I had heard the story several times now. This rendition was for Sennett's benefit, a proffer, an off-the-record session in which Stan had the chance to evaluate Robbie for himself. It was a week after I'd visited Stan in his office and we sat amid the plummy brocades of a room in the Dulcimer House hotel, booked in the name of Petros Corporation. Sennett had brought along a bland-seeming fellow named Jim, slightly moonfaced but pleasant, whom I marked as an FBI agent, even before Stan introduced him, because he wore a tie on Sunday afternoon. They leaned forward intently on their fancy medallion-backed armchairs as Robbie held forth beside me on the sofa.
"The judge we're assigned is Homer Guerfoyle. Now, Homer, I don't know if you remember Homer. He's long gone. But he was a plain, old-fashioned Kindle County alley cat, a ward-heeling son of a bootlegger, so crooked that when they buried him they had to screw him in the ground. But when he finally maneuvers his way onto the bench, all the sudden he thinks he's a peer of the realm. I'm not kidding. It always felt like he'd prefer 'Your Lordship' to `Your Honor.' His wife had died and he hooked up with some socialite a few years older than him. He grew a fussy little mustache and started going to the opera and walking down the street in the summer in a straw boater.
"Now, on the other side of my case is Carter Franch, a real white-shoe number, Groton and Yale, and Guerfoyle treats him like an icon. Exactly the man Homer would like to be. He just about sits up and begs whenever he hears Franch's malarkey.
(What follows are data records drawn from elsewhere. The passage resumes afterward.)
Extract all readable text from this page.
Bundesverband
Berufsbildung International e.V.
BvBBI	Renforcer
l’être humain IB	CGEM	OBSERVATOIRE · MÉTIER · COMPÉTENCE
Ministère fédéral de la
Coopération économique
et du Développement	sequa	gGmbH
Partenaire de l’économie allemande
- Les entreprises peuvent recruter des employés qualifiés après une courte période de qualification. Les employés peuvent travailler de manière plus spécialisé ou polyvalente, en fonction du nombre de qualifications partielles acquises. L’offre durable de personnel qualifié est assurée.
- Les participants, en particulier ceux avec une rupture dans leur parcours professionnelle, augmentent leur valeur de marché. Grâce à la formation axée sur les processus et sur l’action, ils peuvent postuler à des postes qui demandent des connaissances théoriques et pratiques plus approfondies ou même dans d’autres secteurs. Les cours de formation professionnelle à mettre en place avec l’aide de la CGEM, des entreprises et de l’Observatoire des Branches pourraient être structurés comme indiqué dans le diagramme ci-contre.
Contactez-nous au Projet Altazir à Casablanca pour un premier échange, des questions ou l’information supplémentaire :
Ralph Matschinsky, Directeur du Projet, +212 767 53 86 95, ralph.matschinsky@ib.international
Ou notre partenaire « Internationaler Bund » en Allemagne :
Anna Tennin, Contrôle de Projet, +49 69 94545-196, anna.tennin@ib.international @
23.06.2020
"So one day Mort and I, we have breakfast with Brendan, and we start drying our eyes on his sleeve, about this trial coming up, what a great case it is and how we're gonna get manhandled and end up homeless. We're just young pups sharing our troubles with Morty's wise old uncle. `Well, I know Homer for years,' says Brendan. `He used to run precincts for us in the Boylan organization. Homer's all right. I'm sure he'll give you boys a fair trial.'
"Nice that he thinks so," said Robbie. Feaver looked up and we all offered the homage of humoring smiles to induce him to continue. "Our case goes in pretty good. No bumps. Right before we put on our final expert, who'll testify about what constitutes reasonable care in a forceps delivery, I call the doc, the defendant, as an adverse witness, just to establish a couple things about the procedure. Last thing, I ask the usual jackpot question, `Would you do it again?' `Not given the result,' he says. Fair enough. We finish up, and before the defense begins, both sides make the standard motions for a directed verdict, and, strike me dead, Guerfoyle grants mine. Robbie wins liability by TKO! The doc's to blame, Homer says, he admitted he didn't employ reasonable care when he said he wouldn't use the forceps again. Even I hadn't suggested anything like that. Franch just about pulls his heart out of his chest, but since the only issue now is damages, he has no choice but to settle. 1.4 mil. So it's nearly 500,000 for Morty and me.